L-1 Number 5, launched November 21, 1967, got a little higher before the second stage of its Universal Rocket failed. The launch escape system was tested again, landing the reentry module some 285 kilometers downrange.
“There was one triumph,” Ribko said. “We finally got two Soyuz ships docked in orbit, and returned them safely.” He was talking about the Cosmos 186 and 188 missions of late October 1967, which accomplished a tricky automatic docking in space, before separating and reentering separately. “Even then, the damned orientation system on one of the craft failed and it made a ballistic reentry, just like poor Komarov.”
“Did it crash?”
“No. We’d solved the parachute problem by then.” He went on to tell me how the commissions investigating the Komarov disaster had taken two months to come to the official conclusion that the parachutes had been packed improperly. “The real problem, I found out later,” Ribko said, “was that during a thermal test of both spacecraft, some idiot left the covers off the parachute canisters. The heat melted parts of the canisters and prevented the ’chutes from coming out cleanly. Neither ship was safe to fly.

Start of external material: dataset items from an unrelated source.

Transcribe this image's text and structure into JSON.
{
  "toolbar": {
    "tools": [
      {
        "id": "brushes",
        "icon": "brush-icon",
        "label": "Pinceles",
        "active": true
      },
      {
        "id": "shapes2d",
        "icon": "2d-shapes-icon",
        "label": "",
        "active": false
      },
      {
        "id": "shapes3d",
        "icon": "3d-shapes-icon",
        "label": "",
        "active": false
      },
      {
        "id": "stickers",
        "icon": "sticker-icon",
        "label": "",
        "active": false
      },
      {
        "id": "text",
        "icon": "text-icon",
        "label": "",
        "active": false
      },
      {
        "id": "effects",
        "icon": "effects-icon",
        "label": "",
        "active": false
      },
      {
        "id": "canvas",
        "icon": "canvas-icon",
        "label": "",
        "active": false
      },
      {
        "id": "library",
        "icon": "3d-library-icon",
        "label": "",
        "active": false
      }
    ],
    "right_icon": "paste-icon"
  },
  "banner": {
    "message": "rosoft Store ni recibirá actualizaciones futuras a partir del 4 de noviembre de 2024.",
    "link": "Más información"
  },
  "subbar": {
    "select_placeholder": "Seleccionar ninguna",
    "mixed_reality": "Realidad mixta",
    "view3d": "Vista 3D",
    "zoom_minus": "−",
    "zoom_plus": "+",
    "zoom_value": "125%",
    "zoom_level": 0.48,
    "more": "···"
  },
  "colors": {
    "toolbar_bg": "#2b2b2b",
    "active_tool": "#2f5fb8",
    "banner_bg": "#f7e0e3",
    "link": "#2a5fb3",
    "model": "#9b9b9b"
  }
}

“This means that even if the other problems hadn’t happened, if we had gone ahead and launched Soyuz 2, we would have had four dead cosmonauts, not just one.”
As for the Americans, 1967 was a time for regrouping. Only on November 7 of that year, the very day Ustinov and the Central Committee had once hoped to mark with a manned L-1 flight around the Moon, NASA launched the first of its giant Saturn 5 moon rockets, a spectacular success. “Yes, the Saturn V-5,” Ribko insisted on calling it, noting its genesis in the design of the Nazi V-2 rocket, and its builder, Wernher von Braun.